3 Content Curation Takeaways from Rand

In Rand’s words …

1. Everyone does best when they have a process and a set of guidelines.

“Hey, just go find some great stuff and share it socially.” That’s way too broad. If you give constraints, “Every day I want you to share five great things that will help this type of person in this industry. Here are the primary places where they’re participating on the web … here’s the news they read, here’s who they are, go share those top five. Publish an article on those top five. Share on social.”

2. Don’t make the mistake of thinking that content is a short-term investment with a short-term payoff. It is absolutely not.

The reason that content can be a competitive advantage is that so many people’s bosses and clients are saying, “Content is really hot. I want you to go invest.” And then two or three weeks later, they want to know, “What have yo done for me?” Guess what. That period of impatience — the expectation that content is going to behave like a paid marketing channel — is folly.

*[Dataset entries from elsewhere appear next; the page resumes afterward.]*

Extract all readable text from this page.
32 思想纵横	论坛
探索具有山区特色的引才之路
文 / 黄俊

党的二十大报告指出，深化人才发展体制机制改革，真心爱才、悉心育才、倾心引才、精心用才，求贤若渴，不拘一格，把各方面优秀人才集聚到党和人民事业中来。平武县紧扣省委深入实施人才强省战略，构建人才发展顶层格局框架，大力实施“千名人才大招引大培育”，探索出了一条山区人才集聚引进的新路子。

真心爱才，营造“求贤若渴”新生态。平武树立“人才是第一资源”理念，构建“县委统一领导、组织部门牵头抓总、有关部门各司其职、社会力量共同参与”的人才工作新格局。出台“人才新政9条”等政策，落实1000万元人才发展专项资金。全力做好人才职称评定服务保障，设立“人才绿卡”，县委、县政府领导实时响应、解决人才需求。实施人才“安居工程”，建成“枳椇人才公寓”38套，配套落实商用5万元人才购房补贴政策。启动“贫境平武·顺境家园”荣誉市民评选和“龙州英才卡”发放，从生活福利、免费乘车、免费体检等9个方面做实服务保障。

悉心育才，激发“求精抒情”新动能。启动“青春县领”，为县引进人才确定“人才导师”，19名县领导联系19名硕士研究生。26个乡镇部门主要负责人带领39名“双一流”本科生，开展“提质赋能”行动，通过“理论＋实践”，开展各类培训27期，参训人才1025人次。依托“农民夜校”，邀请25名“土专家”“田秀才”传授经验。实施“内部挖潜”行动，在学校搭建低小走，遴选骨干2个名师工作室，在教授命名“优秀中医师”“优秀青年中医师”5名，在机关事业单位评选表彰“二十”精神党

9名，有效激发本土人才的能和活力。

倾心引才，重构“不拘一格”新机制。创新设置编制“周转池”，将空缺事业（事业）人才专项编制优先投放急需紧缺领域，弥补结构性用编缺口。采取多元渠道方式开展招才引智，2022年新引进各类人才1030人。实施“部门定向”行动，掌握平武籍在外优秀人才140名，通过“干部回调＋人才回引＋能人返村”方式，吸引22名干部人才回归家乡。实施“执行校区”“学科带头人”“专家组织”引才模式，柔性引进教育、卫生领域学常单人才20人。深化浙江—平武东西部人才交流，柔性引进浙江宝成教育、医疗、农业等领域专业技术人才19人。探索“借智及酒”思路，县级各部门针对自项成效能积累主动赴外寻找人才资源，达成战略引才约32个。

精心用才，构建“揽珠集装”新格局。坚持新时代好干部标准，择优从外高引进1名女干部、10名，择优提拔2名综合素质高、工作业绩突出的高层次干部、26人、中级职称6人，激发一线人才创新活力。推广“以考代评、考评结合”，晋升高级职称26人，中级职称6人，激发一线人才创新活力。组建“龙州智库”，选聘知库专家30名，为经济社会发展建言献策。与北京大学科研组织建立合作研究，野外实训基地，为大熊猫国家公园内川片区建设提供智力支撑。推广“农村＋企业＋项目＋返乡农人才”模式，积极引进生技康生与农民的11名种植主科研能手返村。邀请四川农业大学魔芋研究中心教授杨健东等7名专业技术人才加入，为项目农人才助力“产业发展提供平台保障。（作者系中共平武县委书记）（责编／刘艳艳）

You might start to see a little bit return on investment in 90 days. In some fields, it’s going to take six months for you to be good enough to see any measurable impact.

3. When you are developing your values and committing to them, you need to also be aware that you’re going to have to need to go out and find like-minded people and a like-minded community that believe in those same values.

Those are the folks that your content, social updates, style is going to resonate with most.

It is tough to find that overlap and affinity in shared values. Pay attention to all the communities in your sphere and identify the ones from whom you can feel that clear core value affinity.

Mentionable quotes and shareable snippets

CLOUD

“That participation, that element of not just creating the community but truly being knee-deep in it is what gives you that empathy for your audience in such a way that you could never get on your own. I think it’s is folly to think that as a content marketer or content creator that you can go into any industry and be equally effective. You know, if you told me tomorrow, “Hey, Rand, you need to start writing about electrical engineering, I would say, ‘Okay, give me a year to learn and spend a bunch of time in there, and then I bet I’d be good at it.’ But unless I immerse myself in it, you’re not going to get anywhere near a fraction of what I can give you get if I’m writing about web marketing or startups or technology or the subjects I’m already immersed in.”

Show notes

Thanks a million for checking out this episode! Below are the people, companies, articles, and tools that were mentioned in today’s podcast. If you have any questions for us, feel free to drop us a line in the comments and we’ll respond right away!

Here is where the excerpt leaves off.